Researchers from an Ohio University have developed a machine learning programme that could prove beneficial for diagnosing Alzheimer’s disease.
A team at Case Western Reserve University developed the programme, which they state appears to outperform other methods for diagnosing the disease before symptoms interfere with patients’ quality of life.
The programme uses an algorithm that integrates a range of Alzheimer’s indicators to predict who has the disease. The algorithm assesses measurements from magnetic resonance imaging (MRI) scans, features of the hippocampus, glucose metabolism rates, proteomics, genomics, mild-cognitive impairment and other metrics.
Anant Madabhushi, F. Alex Nason professor II of biomedical engineering at Case Western Reserve, said: “Many papers compare the healthy to those with the disease, but there’s a continuum. We deliberately included mild cognitive impairment, which can be a precursor to Alzheimer’s, but not always. The algorithm assumes each parameter provides a different view of the disease, as if each were a different set of coloured spectacles.”

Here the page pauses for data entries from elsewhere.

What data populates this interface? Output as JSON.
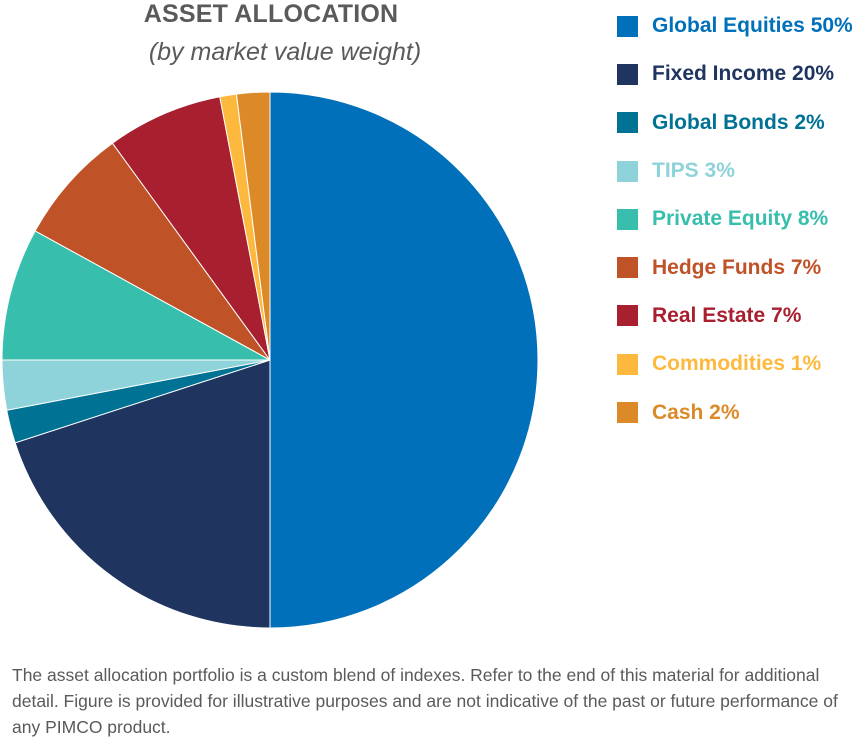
{
  "header": {
    "title": "ASSET ALLOCATION",
    "subtitle": "(by market value weight)"
  },
  "legend": [
    {
      "label": "Global Equities 50%",
      "color": "#0070BA"
    },
    {
      "label": "Fixed Income 20%",
      "color": "#1F3560"
    },
    {
      "label": "Global Bonds 2%",
      "color": "#007294"
    },
    {
      "label": "TIPS 3%",
      "color": "#8DD3D9"
    },
    {
      "label": "Private Equity 8%",
      "color": "#38BEAD"
    },
    {
      "label": "Hedge Funds 7%",
      "color": "#C05228"
    },
    {
      "label": "Real Estate 7%",
      "color": "#A81F2F"
    },
    {
      "label": "Commodities 1%",
      "color": "#FDB93E"
    },
    {
      "label": "Cash 2%",
      "color": "#DC8A28"
    }
  ],
  "footnote": "The asset allocation portfolio is a custom blend of indexes. Refer to the end of this material for additional detail. Figure is provided for illustrative purposes and are not indicative of the past or future performance of any PIMCO product.",
  "chart_data": {
    "type": "pie",
    "title": "ASSET ALLOCATION",
    "subtitle": "(by market value weight)",
    "categories": [
      "Global Equities",
      "Fixed Income",
      "Global Bonds",
      "TIPS",
      "Private Equity",
      "Hedge Funds",
      "Real Estate",
      "Commodities",
      "Cash"
    ],
    "values": [
      50,
      20,
      2,
      3,
      8,
      7,
      7,
      1,
      2
    ],
    "units": "%",
    "colors": [
      "#0070BA",
      "#1F3560",
      "#007294",
      "#8DD3D9",
      "#38BEAD",
      "#C05228",
      "#A81F2F",
      "#FDB93E",
      "#DC8A28"
    ],
    "start_angle": "12 o'clock",
    "direction": "clockwise",
    "legend_position": "right"
  }
}
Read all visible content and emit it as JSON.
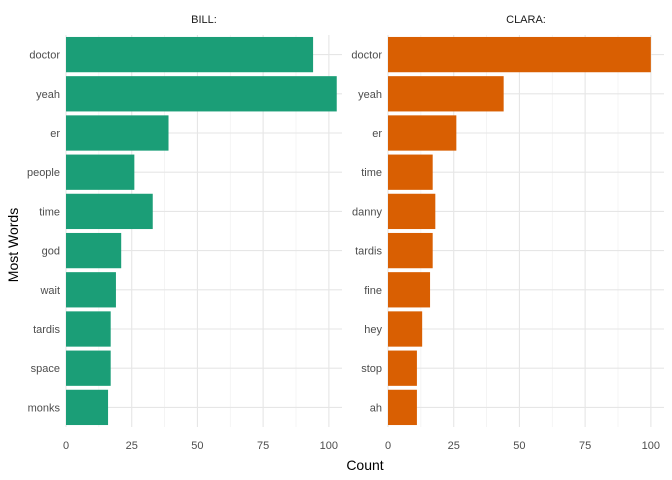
{
  "chart_data": {
    "type": "bar",
    "orientation": "horizontal",
    "xlabel": "Count",
    "ylabel": "Most Words",
    "grid": true,
    "legend": "none",
    "xlim": [
      0,
      105
    ],
    "x_ticks": [
      0,
      25,
      50,
      75,
      100
    ],
    "x_tick_labels": [
      "0",
      "25",
      "50",
      "75",
      "100"
    ],
    "panels": [
      {
        "title": "BILL:",
        "color": "#1b9e77",
        "categories": [
          "doctor",
          "yeah",
          "er",
          "people",
          "time",
          "god",
          "wait",
          "tardis",
          "space",
          "monks"
        ],
        "values": [
          94,
          103,
          39,
          26,
          33,
          21,
          19,
          17,
          17,
          16
        ]
      },
      {
        "title": "CLARA:",
        "color": "#d95f02",
        "categories": [
          "doctor",
          "yeah",
          "er",
          "time",
          "danny",
          "tardis",
          "fine",
          "hey",
          "stop",
          "ah"
        ],
        "values": [
          100,
          44,
          26,
          17,
          18,
          17,
          16,
          13,
          11,
          11
        ]
      }
    ]
  }
}
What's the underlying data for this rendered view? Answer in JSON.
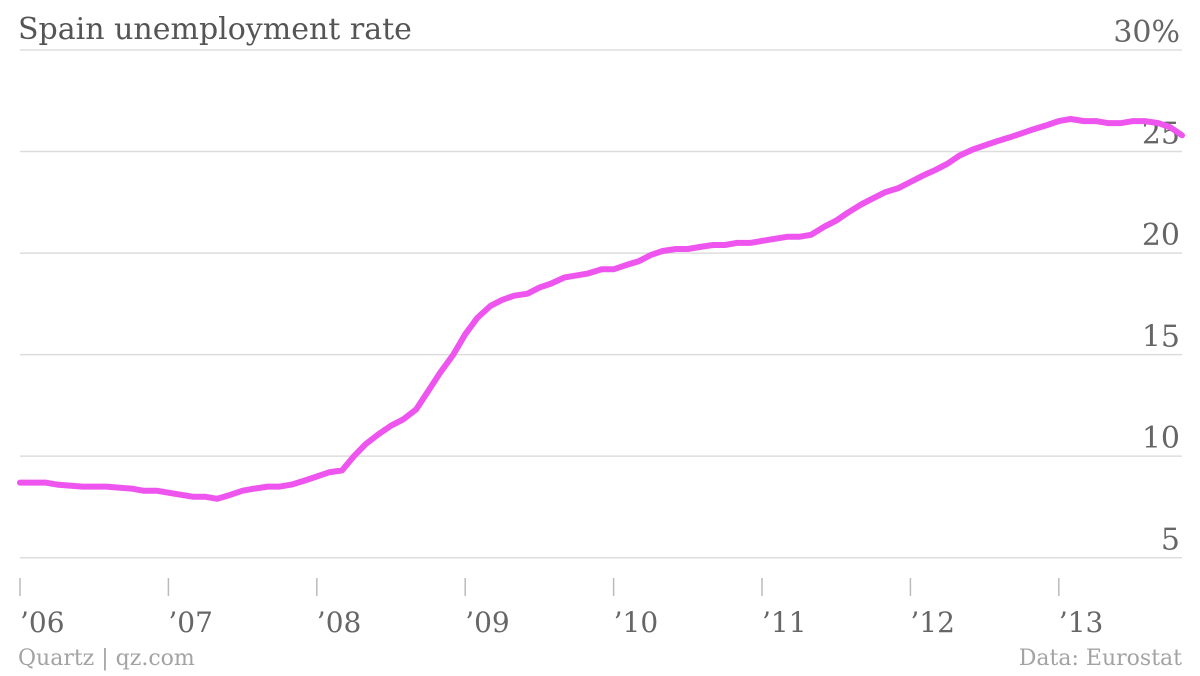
{
  "colors": {
    "line": "#ee55ee",
    "gridline": "#dddddd",
    "tick_mark": "#bbbbbb",
    "text": "#666666",
    "footer_text": "#a3a3a3"
  },
  "footer": {
    "source_left": "Quartz | qz.com",
    "source_right": "Data: Eurostat"
  },
  "chart_data": {
    "type": "line",
    "title": "Spain unemployment rate",
    "xlabel": "",
    "ylabel": "",
    "y_unit_suffix": "%",
    "ylim": [
      4.0,
      30
    ],
    "xlim": [
      2006.0,
      2013.83
    ],
    "y_ticks": [
      5,
      10,
      15,
      20,
      25,
      30
    ],
    "y_tick_labels": [
      "5",
      "10",
      "15",
      "20",
      "25",
      "30%"
    ],
    "x_ticks": [
      2006,
      2007,
      2008,
      2009,
      2010,
      2011,
      2012,
      2013
    ],
    "x_tick_labels": [
      "’06",
      "’07",
      "’08",
      "’09",
      "’10",
      "’11",
      "’12",
      "’13"
    ],
    "grid": true,
    "legend": "none",
    "series": [
      {
        "x": [
          2006.0,
          2006.17,
          2006.25,
          2006.42,
          2006.58,
          2006.75,
          2006.83,
          2006.92,
          2007.0,
          2007.08,
          2007.17,
          2007.25,
          2007.33,
          2007.42,
          2007.5,
          2007.58,
          2007.67,
          2007.75,
          2007.83,
          2007.92,
          2008.0,
          2008.08,
          2008.17,
          2008.25,
          2008.33,
          2008.42,
          2008.5,
          2008.58,
          2008.67,
          2008.75,
          2008.83,
          2008.92,
          2009.0,
          2009.08,
          2009.17,
          2009.25,
          2009.33,
          2009.42,
          2009.5,
          2009.58,
          2009.67,
          2009.75,
          2009.83,
          2009.92,
          2010.0,
          2010.08,
          2010.17,
          2010.25,
          2010.33,
          2010.42,
          2010.5,
          2010.58,
          2010.67,
          2010.75,
          2010.83,
          2010.92,
          2011.0,
          2011.08,
          2011.17,
          2011.25,
          2011.33,
          2011.42,
          2011.5,
          2011.58,
          2011.67,
          2011.75,
          2011.83,
          2011.92,
          2012.0,
          2012.08,
          2012.17,
          2012.25,
          2012.33,
          2012.42,
          2012.5,
          2012.58,
          2012.67,
          2012.75,
          2012.83,
          2012.92,
          2013.0,
          2013.08,
          2013.17,
          2013.25,
          2013.33,
          2013.42,
          2013.5,
          2013.58,
          2013.67,
          2013.75,
          2013.83
        ],
        "values": [
          8.7,
          8.7,
          8.6,
          8.5,
          8.5,
          8.4,
          8.3,
          8.3,
          8.2,
          8.1,
          8.0,
          8.0,
          7.9,
          8.1,
          8.3,
          8.4,
          8.5,
          8.5,
          8.6,
          8.8,
          9.0,
          9.2,
          9.3,
          10.0,
          10.6,
          11.1,
          11.5,
          11.8,
          12.3,
          13.2,
          14.1,
          15.0,
          16.0,
          16.8,
          17.4,
          17.7,
          17.9,
          18.0,
          18.3,
          18.5,
          18.8,
          18.9,
          19.0,
          19.2,
          19.2,
          19.4,
          19.6,
          19.9,
          20.1,
          20.2,
          20.2,
          20.3,
          20.4,
          20.4,
          20.5,
          20.5,
          20.6,
          20.7,
          20.8,
          20.8,
          20.9,
          21.3,
          21.6,
          22.0,
          22.4,
          22.7,
          23.0,
          23.2,
          23.5,
          23.8,
          24.1,
          24.4,
          24.8,
          25.1,
          25.3,
          25.5,
          25.7,
          25.9,
          26.1,
          26.3,
          26.5,
          26.6,
          26.5,
          26.5,
          26.4,
          26.4,
          26.5,
          26.5,
          26.4,
          26.2,
          25.8
        ]
      }
    ]
  }
}
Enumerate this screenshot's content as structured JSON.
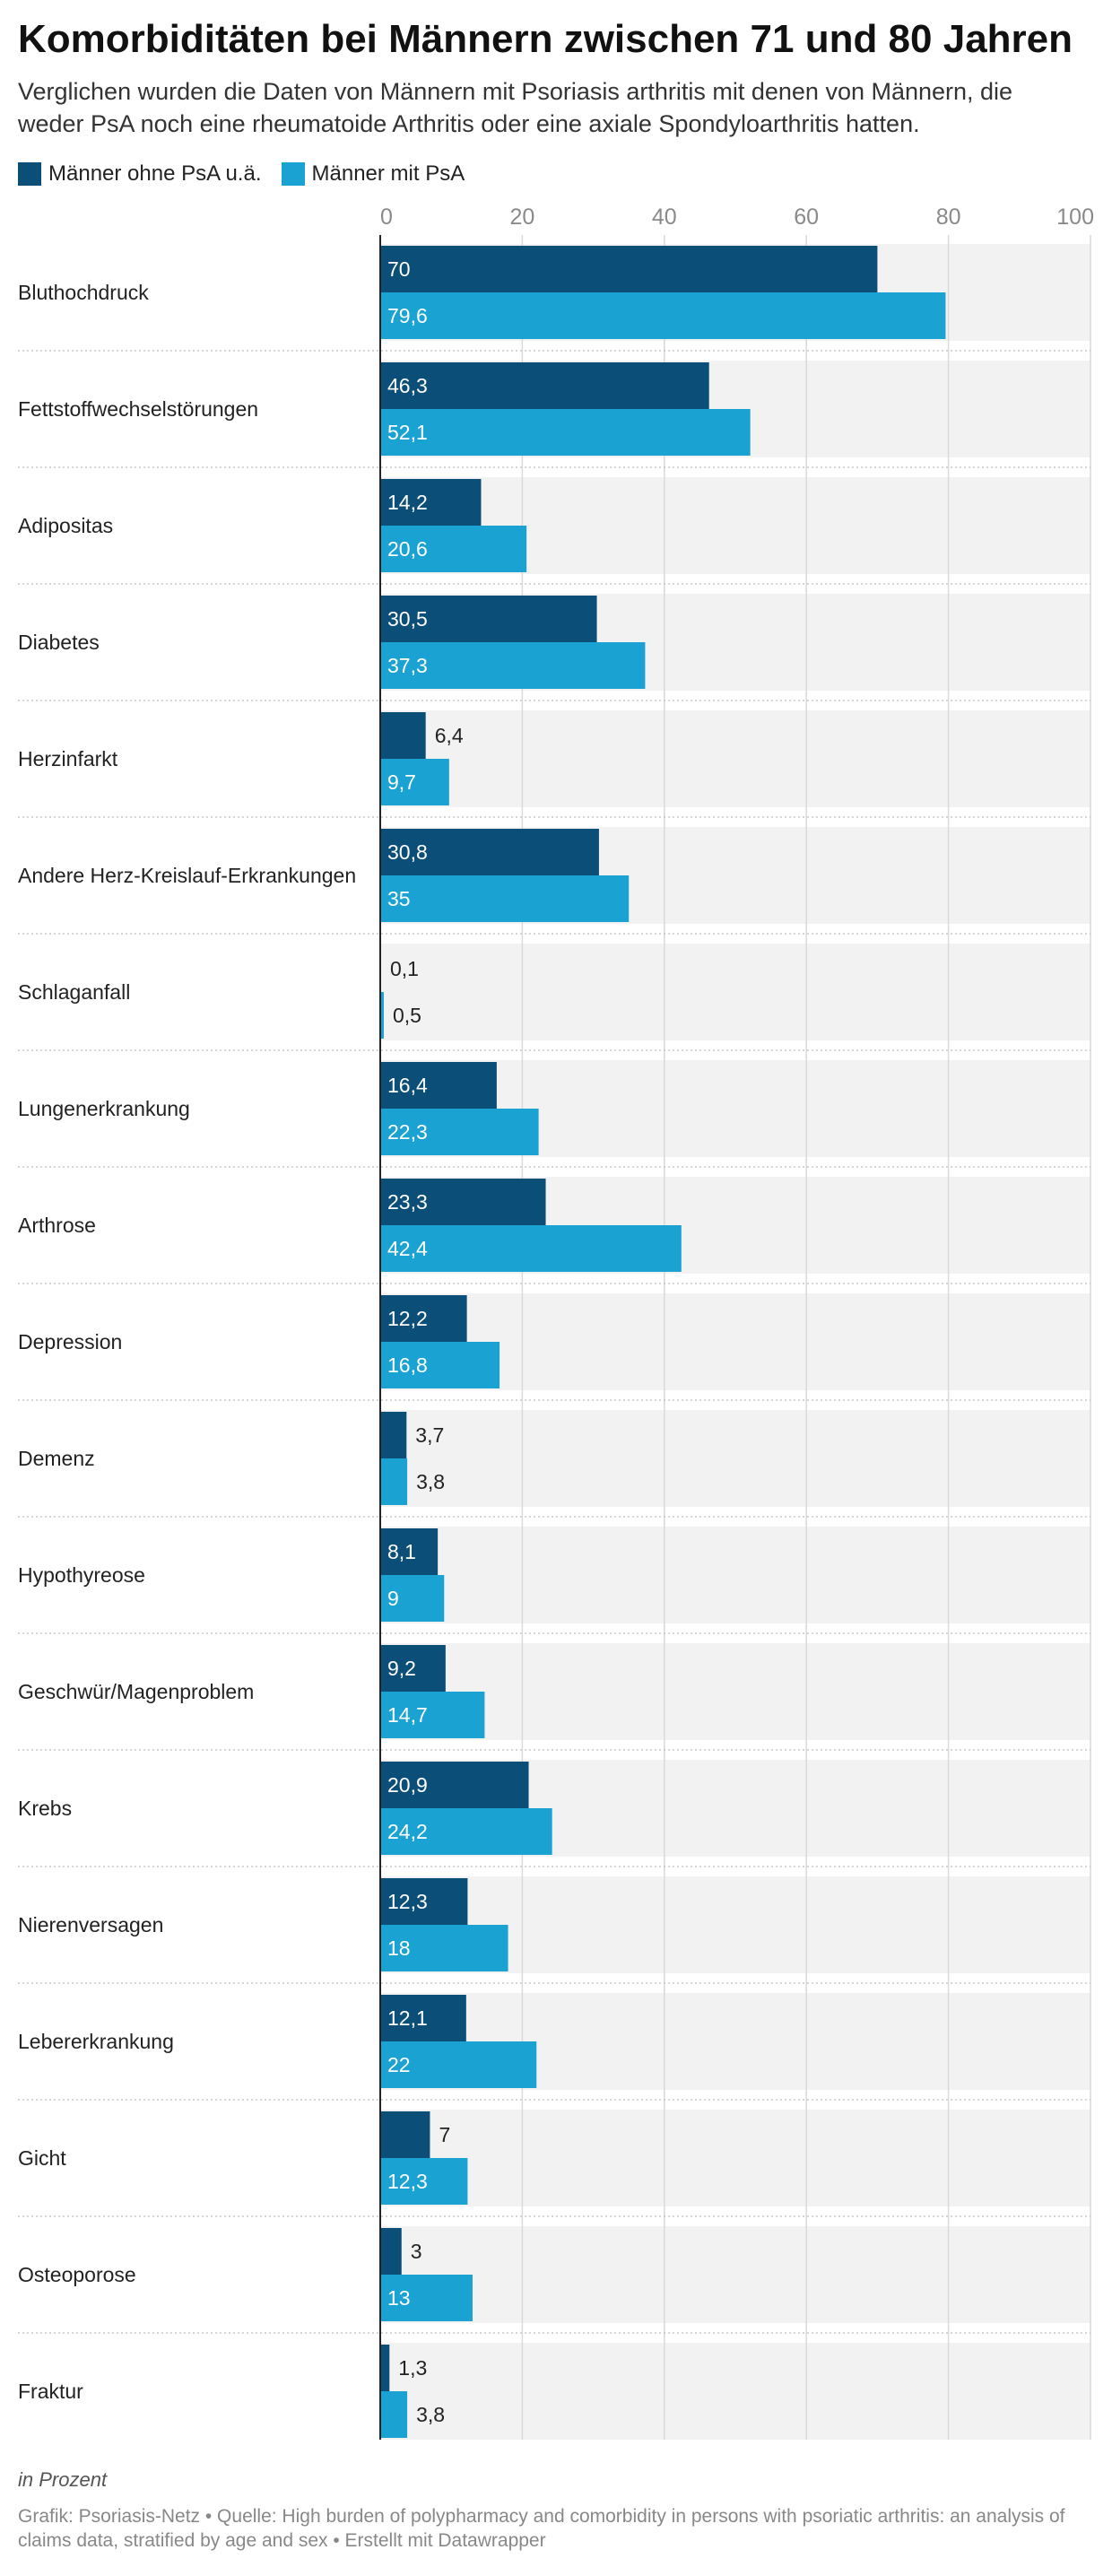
{
  "chart_data": {
    "type": "bar",
    "orientation": "horizontal",
    "title": "Komorbiditäten bei Männern zwischen 71 und 80 Jahren",
    "subtitle": "Verglichen wurden die Daten von Männern mit Psoriasis arthritis mit denen von Männern, die weder PsA noch eine rheumatoide Arthritis oder eine axiale Spondyloarthritis hatten.",
    "categories": [
      "Bluthochdruck",
      "Fettstoffwechselstörungen",
      "Adipositas",
      "Diabetes",
      "Herzinfarkt",
      "Andere Herz-Kreislauf-Erkrankungen",
      "Schlaganfall",
      "Lungenerkrankung",
      "Arthrose",
      "Depression",
      "Demenz",
      "Hypothyreose",
      "Geschwür/Magenproblem",
      "Krebs",
      "Nierenversagen",
      "Lebererkrankung",
      "Gicht",
      "Osteoporose",
      "Fraktur"
    ],
    "series": [
      {
        "name": "Männer ohne PsA u.ä.",
        "color": "#0b4e78",
        "values": [
          70,
          46.3,
          14.2,
          30.5,
          6.4,
          30.8,
          0.1,
          16.4,
          23.3,
          12.2,
          3.7,
          8.1,
          9.2,
          20.9,
          12.3,
          12.1,
          7,
          3,
          1.3
        ],
        "labels": [
          "70",
          "46,3",
          "14,2",
          "30,5",
          "6,4",
          "30,8",
          "0,1",
          "16,4",
          "23,3",
          "12,2",
          "3,7",
          "8,1",
          "9,2",
          "20,9",
          "12,3",
          "12,1",
          "7",
          "3",
          "1,3"
        ]
      },
      {
        "name": "Männer mit PsA",
        "color": "#1aa2d2",
        "values": [
          79.6,
          52.1,
          20.6,
          37.3,
          9.7,
          35,
          0.5,
          22.3,
          42.4,
          16.8,
          3.8,
          9,
          14.7,
          24.2,
          18,
          22,
          12.3,
          13,
          3.8
        ],
        "labels": [
          "79,6",
          "52,1",
          "20,6",
          "37,3",
          "9,7",
          "35",
          "0,5",
          "22,3",
          "42,4",
          "16,8",
          "3,8",
          "9",
          "14,7",
          "24,2",
          "18",
          "22",
          "12,3",
          "13",
          "3,8"
        ]
      }
    ],
    "xlim": [
      0,
      100
    ],
    "xticks": [
      0,
      20,
      40,
      60,
      80,
      100
    ],
    "xtick_labels": [
      "0",
      "20",
      "40",
      "60",
      "80",
      "100"
    ],
    "grid": true,
    "legend_placement": "top-left",
    "background_color": "#f2f2f2",
    "label_colors": {
      "inside": "#ffffff",
      "outside": "#222222"
    }
  },
  "unit_note": "in Prozent",
  "footer": "Grafik: Psoriasis-Netz • Quelle: High burden of polypharmacy and comorbidity in persons with psoriatic arthritis: an analysis of claims data, stratified by age and sex • Erstellt mit Datawrapper"
}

The programme evaluates the variables across two stages. First, the programme uses the parameters to identify healthy and unhealthy people. It then selects unhealthy variables to identify mild cognitive impairment in people to help assess who has Alzheimer’s disease.
The programme outperformed individual indicators as well as combinative methods that don’t use selective assessment.
The team are continuing to test the approach and are planning on using the software to test data with collaborating neurologists. If the programme is effective at predicting early Alzheimer’s the team expects to pursue clinical trials for validation.